I beneficiari saranno individuati tramite graduatoria ordinata in ordine crescente di Isee e, a parità di valore, secondo l’ordine cronologico di presentazione e l’erogazione avverrà fino a esaurimento delle risorse disponibili. Il finanziamento sarà erogato in un’unica soluzione sul conto corrente intestato al beneficiario.

Il rimborso avverrà mediante rate mensili, secondo un piano sostenibile e modulabile, con possibilità di estinzione anticipata senza oneri aggiuntivi. Non sono richieste garanzie patrimoniali o personali, ma il mantenimento del beneficio dipende dal regolare percorso universitario.

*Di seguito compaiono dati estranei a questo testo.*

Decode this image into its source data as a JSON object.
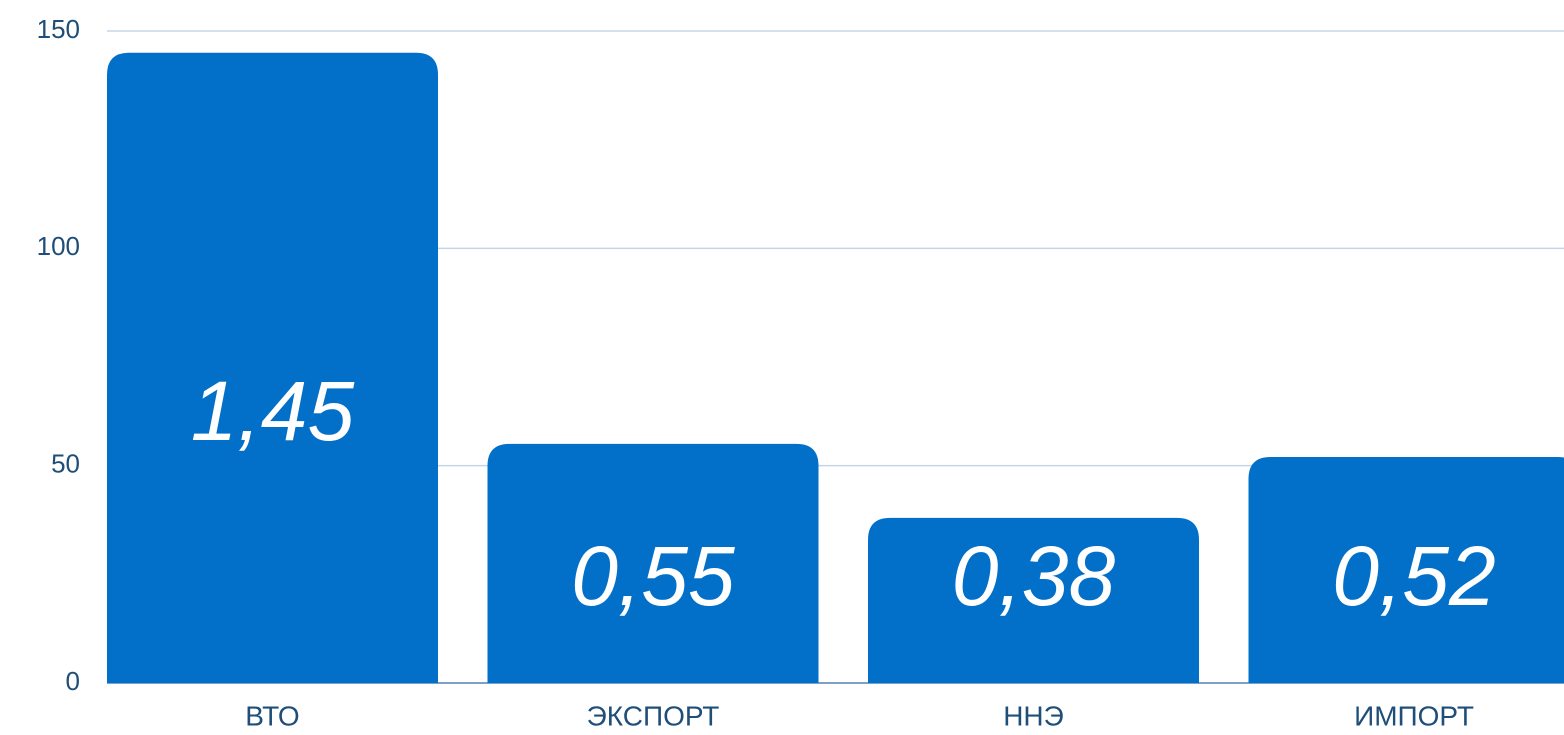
{
  "chart_data": {
    "type": "bar",
    "categories": [
      "ВТО",
      "ЭКСПОРТ",
      "ННЭ",
      "ИМПОРТ"
    ],
    "values": [
      145,
      55,
      38,
      52
    ],
    "value_labels": [
      "1,45",
      "0,55",
      "0,38",
      "0,52"
    ],
    "color": "#0270c9",
    "ylim": [
      0,
      150
    ],
    "yticks": [
      0,
      50,
      100,
      150
    ],
    "grid": true
  }
}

L’interruzione degli studi o il venir meno dei requisiti comporterà la revoca dell’agevolazione e l’avvio delle procedure di restituzione.

«L'introduzione del prestito d'onore si iscrive nel più ampio pacchetto della politica economica per il potenziamento del capitale umano che comprende anche gli interventi relativi a decontribuzione, south working e incentivi per i nuovi residenti - dichiara l'assessore regionale all’Economia, Alessandro Dagnino -.

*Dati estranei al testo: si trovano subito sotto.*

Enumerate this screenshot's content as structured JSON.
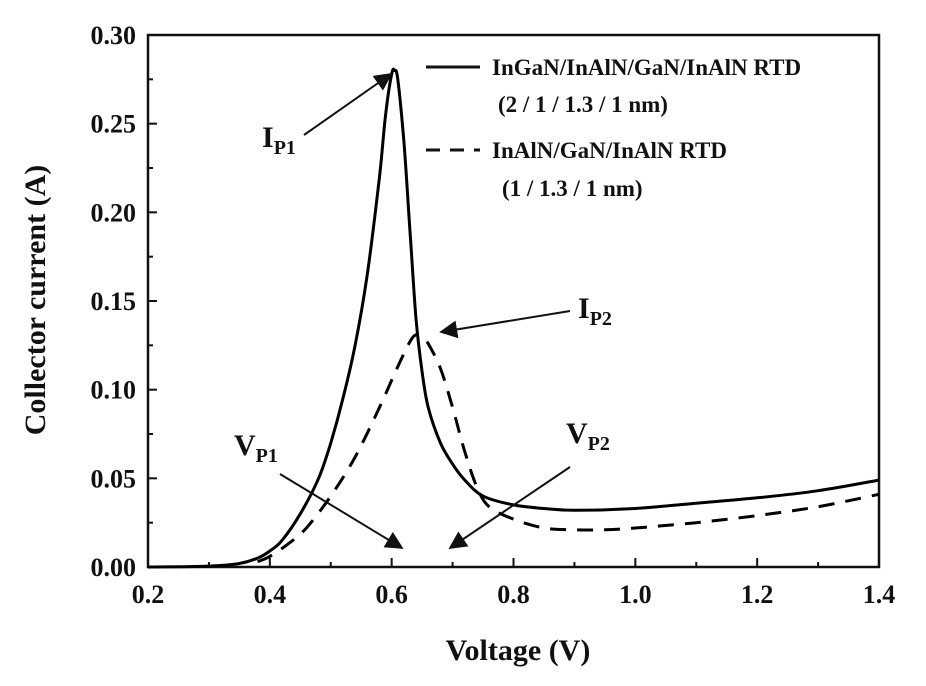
{
  "chart_data": {
    "type": "line",
    "xlabel": "Voltage (V)",
    "ylabel": "Collector current (A)",
    "xlim": [
      0.2,
      1.4
    ],
    "ylim": [
      0.0,
      0.3
    ],
    "xticks": [
      "0.2",
      "0.4",
      "0.6",
      "0.8",
      "1.0",
      "1.2",
      "1.4"
    ],
    "yticks": [
      "0.00",
      "0.05",
      "0.10",
      "0.15",
      "0.20",
      "0.25",
      "0.30"
    ],
    "grid": false,
    "legend_position": "top-right",
    "series": [
      {
        "name": "InGaN/InAlN/GaN/InAlN RTD",
        "name_line2": "(2 / 1 / 1.3 / 1 nm)",
        "style": "solid",
        "color": "#000000",
        "x": [
          0.2,
          0.3,
          0.35,
          0.38,
          0.4,
          0.42,
          0.45,
          0.48,
          0.5,
          0.52,
          0.54,
          0.56,
          0.58,
          0.59,
          0.6,
          0.605,
          0.61,
          0.62,
          0.63,
          0.64,
          0.65,
          0.66,
          0.68,
          0.7,
          0.72,
          0.75,
          0.8,
          0.85,
          0.9,
          1.0,
          1.1,
          1.2,
          1.3,
          1.4
        ],
        "y": [
          0.0,
          0.0005,
          0.002,
          0.005,
          0.009,
          0.015,
          0.03,
          0.05,
          0.07,
          0.095,
          0.125,
          0.165,
          0.22,
          0.255,
          0.278,
          0.28,
          0.275,
          0.24,
          0.19,
          0.14,
          0.11,
          0.09,
          0.07,
          0.058,
          0.049,
          0.04,
          0.035,
          0.033,
          0.032,
          0.033,
          0.036,
          0.039,
          0.043,
          0.049
        ]
      },
      {
        "name": "InAlN/GaN/InAlN RTD",
        "name_line2": "(1 / 1.3 / 1 nm)",
        "style": "dashed",
        "color": "#000000",
        "x": [
          0.38,
          0.4,
          0.43,
          0.46,
          0.5,
          0.54,
          0.58,
          0.61,
          0.63,
          0.64,
          0.65,
          0.66,
          0.68,
          0.7,
          0.72,
          0.74,
          0.76,
          0.8,
          0.85,
          0.9,
          0.95,
          1.0,
          1.1,
          1.2,
          1.3,
          1.4
        ],
        "y": [
          0.003,
          0.006,
          0.013,
          0.022,
          0.04,
          0.062,
          0.09,
          0.113,
          0.127,
          0.131,
          0.13,
          0.126,
          0.112,
          0.09,
          0.065,
          0.045,
          0.034,
          0.027,
          0.022,
          0.021,
          0.021,
          0.022,
          0.025,
          0.029,
          0.034,
          0.041
        ]
      }
    ],
    "annotations": [
      {
        "main": "I",
        "sub": "P1"
      },
      {
        "main": "I",
        "sub": "P2"
      },
      {
        "main": "V",
        "sub": "P1"
      },
      {
        "main": "V",
        "sub": "P2"
      }
    ]
  }
}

Si tratta di un intervento che mira a dotare i giovani siciliani di strumenti concreti per scegliere di restare in Sicilia, costruire qui il proprio percorso di vita e professionale e contribuire allo sviluppo dell’Isola. Vogliamo creare le condizioni affinché il talento possa trovare nella nostra regione opportunità, sostegno e prospettive di crescita».

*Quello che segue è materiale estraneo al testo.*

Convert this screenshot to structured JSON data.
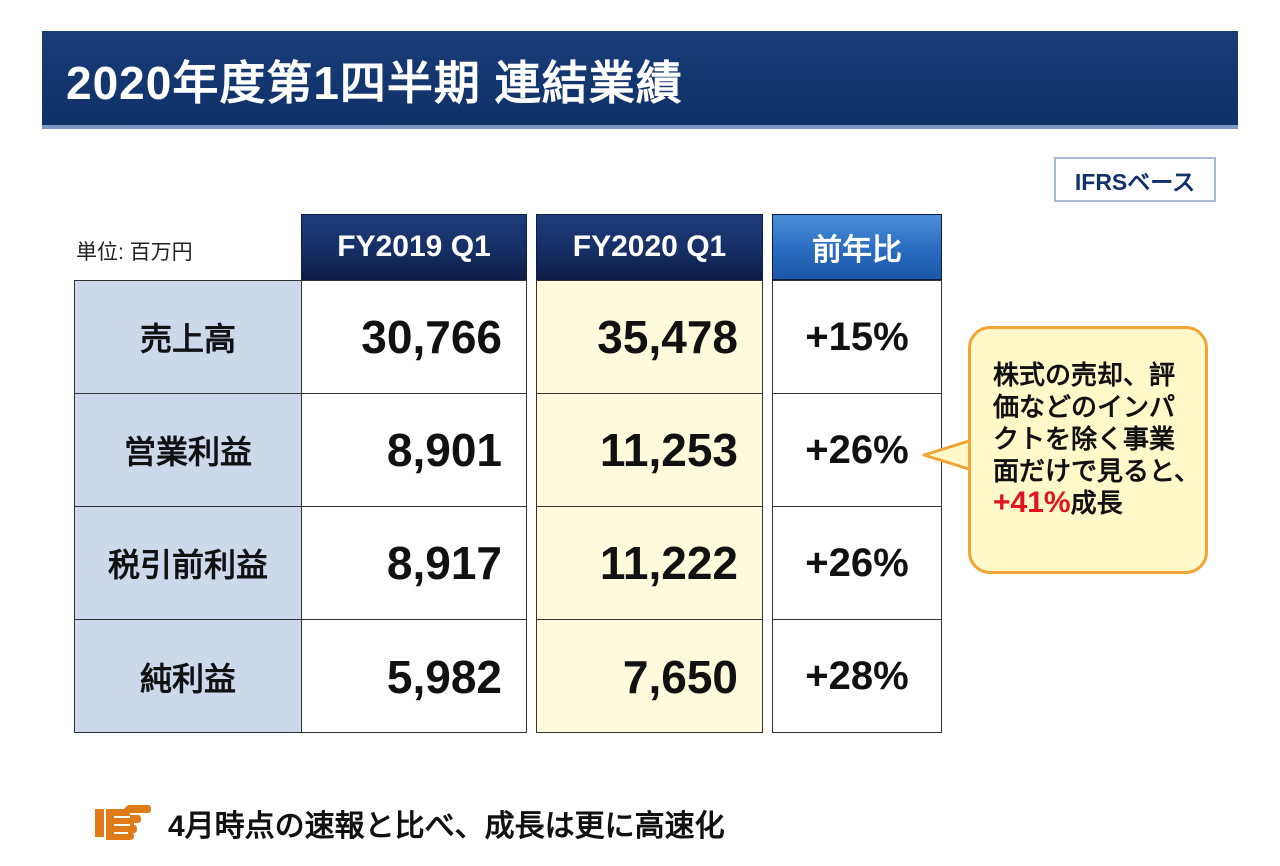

«Con la pubblicazione da parte di Irfis del bando sul prestito d'onore destinato agli studenti delle università siciliane, la Regione compie un ulteriore passo avanti a sostegno del diritto allo studio - lo afferma l’assessore regionale all'Istruzione e alla formazione professionale Mimmo Turano -. Si tratta della prima volta che questa misura viene introdotta in Sicilia.

Con questo intervento assicuriamo pari opportunità di accesso all’alta formazione accademica, consentendo anche ai giovani con limitate capacità economiche di studiare con serenità e di ammortizzare in un lasso di tempo ragionevole quanto ottenuto. Insomma, una buona notizia per il sistema universitario regionale».